Now for the $n$-dimensional case. WLOG, suppose $x_1 \leq x_2 \leq x_3$ with at least 2 of these values distinct. Then define $k = \frac{x_1 + x_2 + x_3}{3}$. Then let $j^2 = (x_1 - k)^2 + (x_2 - k)^2 + (x_3 - k)^2$, $j$ positive. Then we see that picking $y_i = \frac{x_i - k}{j}$, the $y_i$ must maximise $y_1^3 + y_2^3 + y_3^2$ under the constraints that $y_1 + y_2 + y_3 = 0$ and $y_1^2 + y_2^3 + y_3^2 = 1$. This shows that it must be the case that $x_1 = x_2 < x_3$.
So this means that $n$ can only take on two different values, $a$ and $b$, since if we took on three different values, we would have WLOG $x_1 < x_2 < x_3$. And we must have at least two different values, for if we only had one value, it would need to be zero, but that contradicts $\sum x_i^2 = 1$.
WLOG, suppose $a < b$. We can only have a single occurence of $b$ in $x$. For if we had 2 or more, then WLOG take $x_1 = a$ and $x_2 = x_3 = b$. Then $x_1 < x_2 = x_3$. Then $x_1 = x_2$; contradiction.

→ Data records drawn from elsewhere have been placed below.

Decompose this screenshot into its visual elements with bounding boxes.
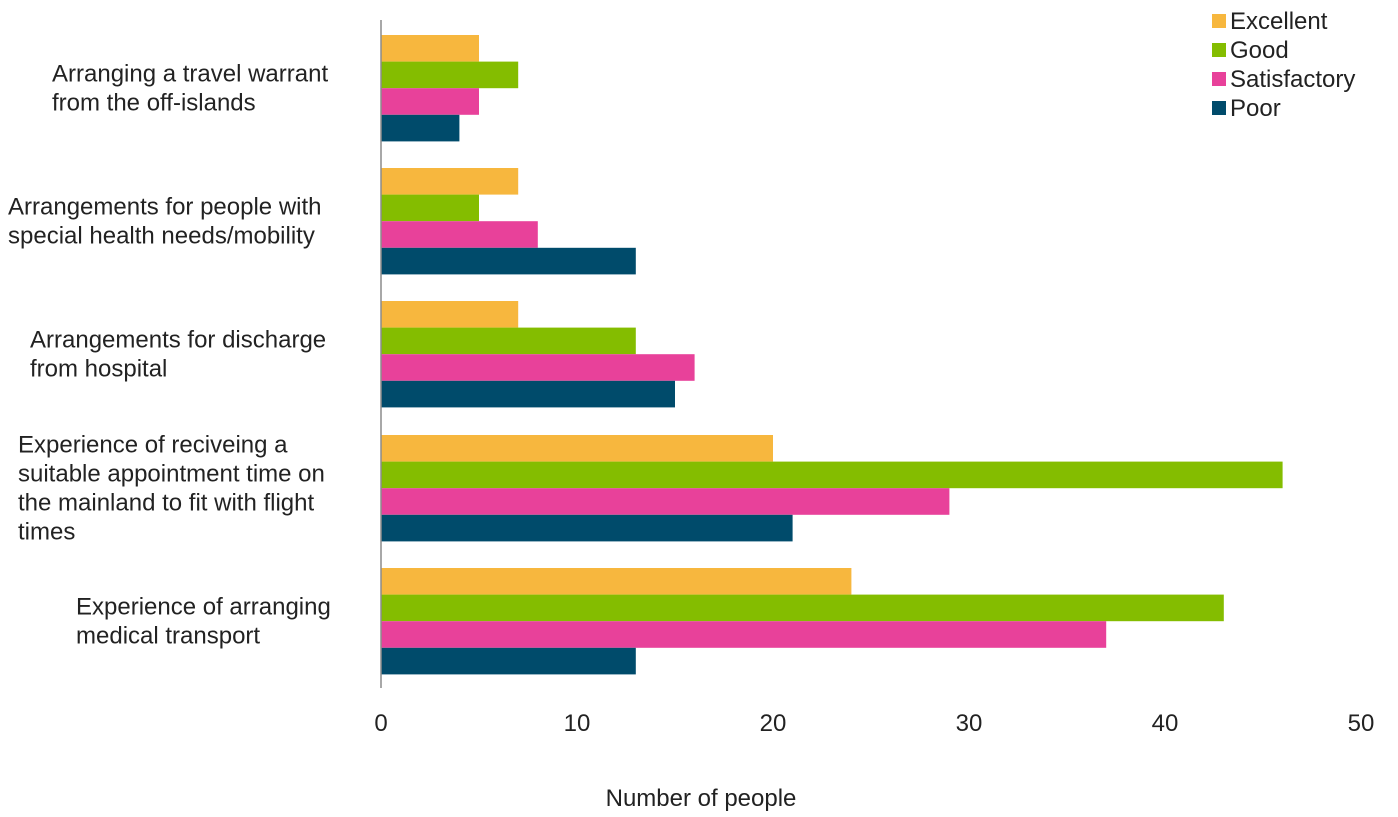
legend-label-satisfactory: Satisfactory — [1230, 66, 1355, 93]
x-tick-label-20: 20 — [760, 710, 787, 737]
category-label-line: from the off-islands — [52, 90, 256, 117]
category-label-line: the mainland to fit with flight — [18, 490, 314, 517]
category-label-line: Arranging a travel warrant — [52, 61, 328, 88]
legend-swatch-excellent — [1212, 14, 1226, 28]
bar-good-1 — [381, 61, 519, 89]
category-label-line: Arrangements for people with — [8, 194, 322, 221]
category-label-2: Arrangements for people with special heal… — [8, 194, 322, 250]
category-label-1: Arranging a travel warrant from the off-i… — [52, 61, 328, 117]
bar-excellent-1 — [381, 35, 479, 62]
bar-poor-4 — [381, 514, 793, 542]
bar-satisfactory-5 — [381, 621, 1107, 648]
bar-poor-1 — [381, 114, 460, 142]
bars-layer — [381, 35, 1283, 675]
bar-satisfactory-3 — [381, 354, 695, 381]
bar-satisfactory-1 — [381, 88, 479, 115]
category-label-line: times — [18, 519, 75, 546]
category-label-line: medical transport — [76, 623, 260, 650]
category-label-4: Experience of reciveing a suitable appoin… — [18, 432, 325, 546]
legend-label-excellent: Excellent — [1230, 8, 1328, 35]
category-label-line: suitable appointment time on — [18, 461, 325, 488]
x-tick-label-10: 10 — [564, 710, 591, 737]
category-label-3: Arrangements for discharge from hospital — [30, 327, 326, 383]
bar-excellent-2 — [381, 168, 519, 195]
category-label-line: Experience of reciveing a — [18, 432, 288, 459]
category-label-line: Experience of arranging — [76, 594, 331, 621]
legend-swatch-good — [1212, 43, 1226, 57]
bar-excellent-4 — [381, 435, 773, 462]
x-tick-label-40: 40 — [1152, 710, 1179, 737]
bar-satisfactory-4 — [381, 488, 950, 515]
category-labels: Arranging a travel warrant from the off-i… — [8, 61, 331, 650]
legend-swatch-satisfactory — [1212, 72, 1226, 86]
x-tick-label-50: 50 — [1348, 710, 1375, 737]
bar-excellent-3 — [381, 301, 519, 328]
x-tick-label-30: 30 — [956, 710, 983, 737]
bar-poor-5 — [381, 647, 636, 675]
x-axis-title: Number of people — [606, 785, 797, 812]
bar-good-4 — [381, 461, 1283, 489]
bar-good-5 — [381, 594, 1224, 622]
bar-poor-3 — [381, 380, 675, 408]
legend-label-poor: Poor — [1230, 95, 1281, 122]
bar-excellent-5 — [381, 568, 852, 595]
bar-poor-2 — [381, 247, 636, 275]
legend-swatch-poor — [1212, 101, 1226, 115]
bar-good-3 — [381, 327, 636, 355]
bar-satisfactory-2 — [381, 221, 538, 248]
category-label-5: Experience of arranging medical transport — [76, 594, 331, 650]
category-label-line: Arrangements for discharge — [30, 327, 326, 354]
x-tick-label-0: 0 — [374, 710, 387, 737]
bar-good-2 — [381, 194, 479, 222]
category-label-line: special health needs/mobility — [8, 223, 315, 250]
legend-label-good: Good — [1230, 37, 1289, 64]
x-tick-labels: 0 10 20 30 40 50 — [374, 710, 1374, 737]
category-label-line: from hospital — [30, 356, 167, 383]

So we must have $n - 1$ occurences of $a$ and $n$ occurences of $b$. This gives us the following: $(n - 1)a + b = 0$. Then $b = -(n - 1) a$. Then $(n - 1) a^2 + b^2 = (n - 1)a^2 + (-(n - 1)a)^2 = n(n - 1) a^2 = 1$. Then $a = \pm \sqrt{\frac{1}{n(n - 1)}}$, and $b = \mp \sqrt{\frac{n - 1}{n}}$. Clearly, we must have $a$ negative and $b$ positive. This gives us our maximising quantity of $(n - 1) (-\sqrt{\frac{1}{n(n - 1)}})^3 + (\sqrt{\frac{n - 1}{n}})^3$.